The EPS  Creative Group (formerly the EPS Colour Group) has four competition evenings each season.  At each of these, members may submit two projected images:

-  one in the 'Pictorial Section'

-  the other in the 'Set Subject' section


Each image is awarded marks out of 20.

For the 2008-09 season, it was decided that judges should be asked to give marks out of 7 ( technical) + 7 (creative) +6 ( impact) = 20.

For the 2009-10 season, there will only be two categories   i.e. marks out of 10 (technical) + 10 (creative) = 20

I was invited to judge the 4th monthly competition, on March 30, 2008.

I thought about how I might interpret:

-  Technical

-  Creative

-  Impact

and I wrote the notes below.

Awarding Marks

1.  Awarding marks is subjective.  Don't expect different judges to give the same marks as each other for an image.  Sometimes there can be wide variations.

2.  Whatever marks we all get, we can learn a lot from competitions.  They can encourage us to take photos that we might not otherwise have taken, and we can learn by comparing other people's results with our own.

3.  The scoring system is new to us all.  There have been differences of opinion on whether it is the best system to use.  However, it does seem to have generated a lot of discussion about the competitions amongst the members, and that must be good.

4.  I feel that we should not be too concerned about exactly what is to be treated as 'technical / creative / impact'.  They are just headings which judges might interpret differently.  Here's how I have interpreted them.


Producing a well exposed photograph that is in focus is relatively easy with modern cameras, so we'll need more than that if we are to score 7 out of 7 for 'technical'.   In particular, we can ask questions such as:

a)  Is the photograph in focus?

b)  Has there been any camera shake?

c)  Is it well exposed, with detail retained in shadows + highlights?

d)  Is the colour true, or if not true is it appropriate?

e)  Is the horizon level?

f)  Are there any vertical lines that would be better if straightened?

f)  Is anything unwanted intruding into the edge of the frame?

g) Are there any large areas of the image lacking interest?

h) Does the image need to be cropped?

i)  Has the best format been used - portrait / landscape / letterbox?

j)  If adjusted in Photoshop, has the adjustment helped the image?

k)  Has the adjustment been done skilfully, e.g. cloning, sharpening?

l)  Is there anything else that should have been done in Photoshop?

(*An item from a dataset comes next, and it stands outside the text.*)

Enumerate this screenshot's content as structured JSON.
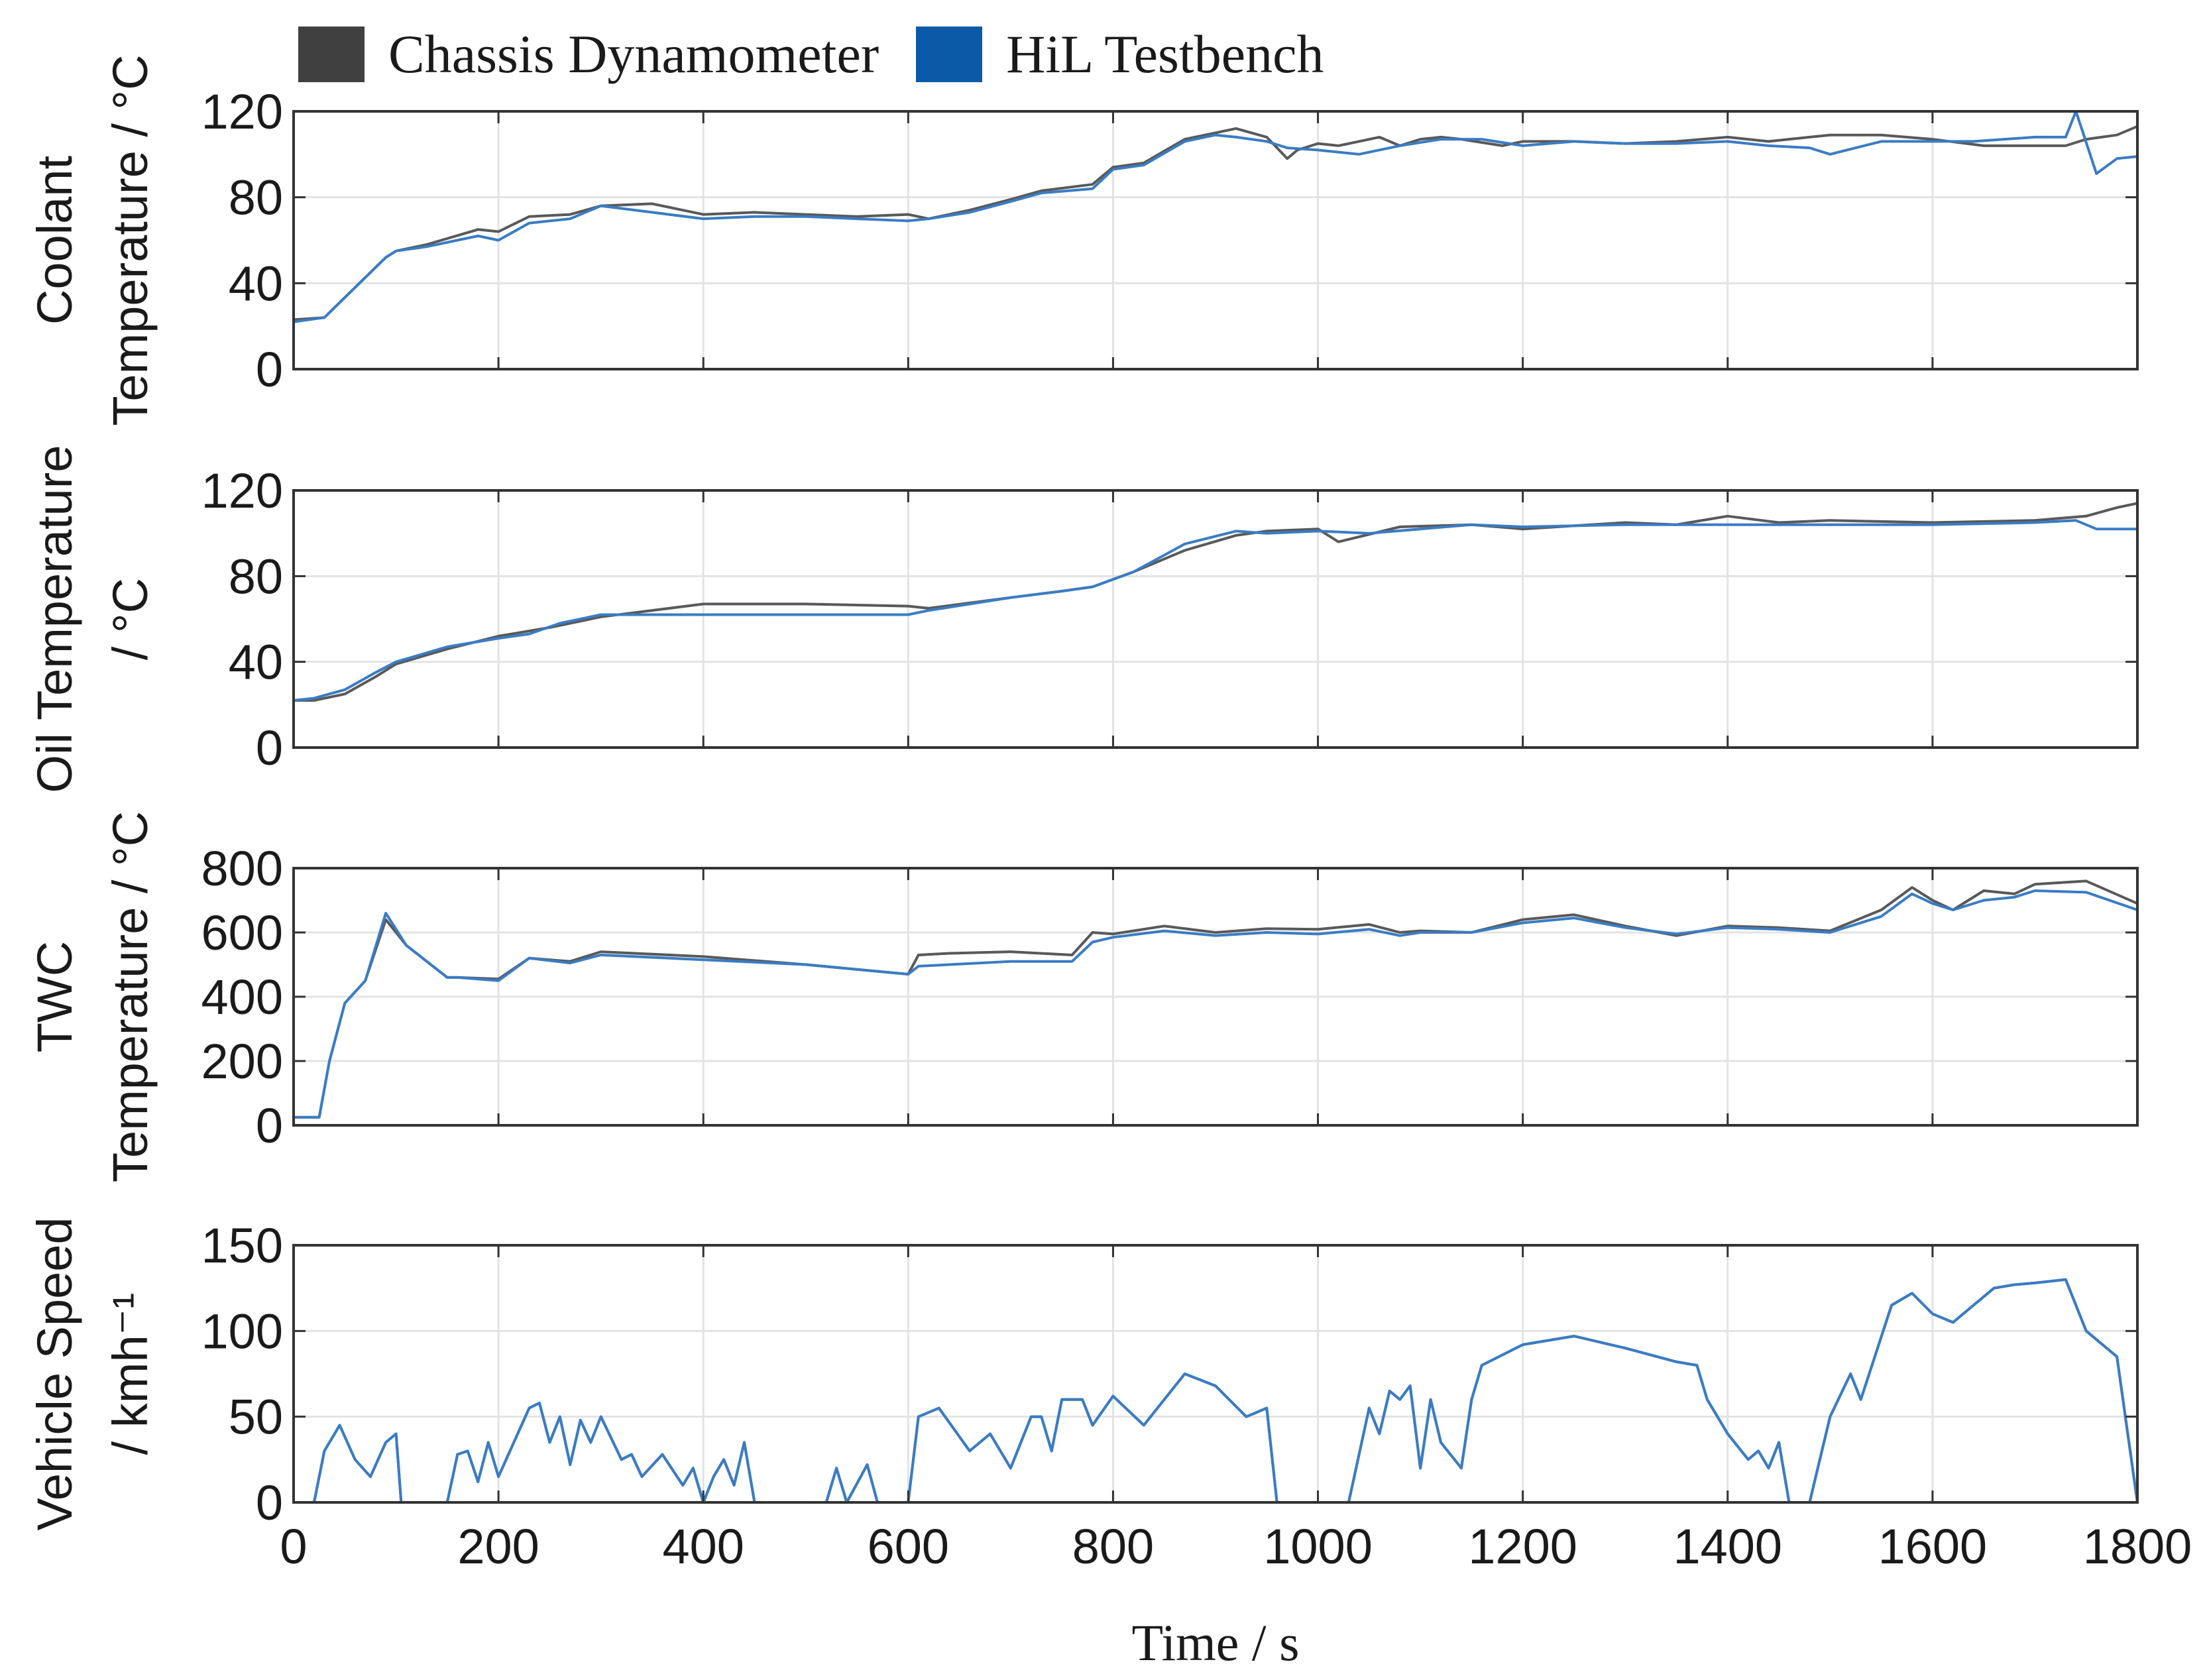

Here we consider the idea behind the photo.  What sort of image did the photographer want to achieve?  The title of the image or set subject might help here.  How successful they were they?   We could ask:

a)  Do the lighting conditions bring out the best in the subject.

b)  Is any use of  flash or fill-in flash appropriate

c)  Has the most appropriate focal length of lens been used?

d)  Is the camera position good / too high / too low

e)  Has shutter speed been well used to show / freeze movement?

f)  Has the aperture been well used to give narrow / wide depth of field?

g)  Is there a centre of interest, and is it in the best position?

h)  Is the composition pleasing, e.g. a lead-in to the center of interest?

i)  Is the background appropriate to the subject?

j)  Would the picture benefit from adding more foreground interest?

j)  Is there anything irrelevant that could be removed or toned down?

k)  If people are in the image, do they look natural, rather than posed?

n)  What else might help the image - e.g. convert to monochrome?

l)  Has the photographer created a photo that others would have missed?

m)  Is  photographer showing signs of developing their own style?


Here I've thought about the overall result achieved.  Questions include:

a)  Does the image have immediate impact?  (Wow!)

b)  Does it have lasting impact on successive viewings?

c)  Would it look good hanging on a wall, or in a gallery?

c)  Does it capture a mood or an emotion?

d)  Does it tell a story, as in some documentary work?

e)  Is it thought provoking, raising questions or intrigue?

f)  Has it made an impression on me?

g)  Is it a photo that I will remember in the future?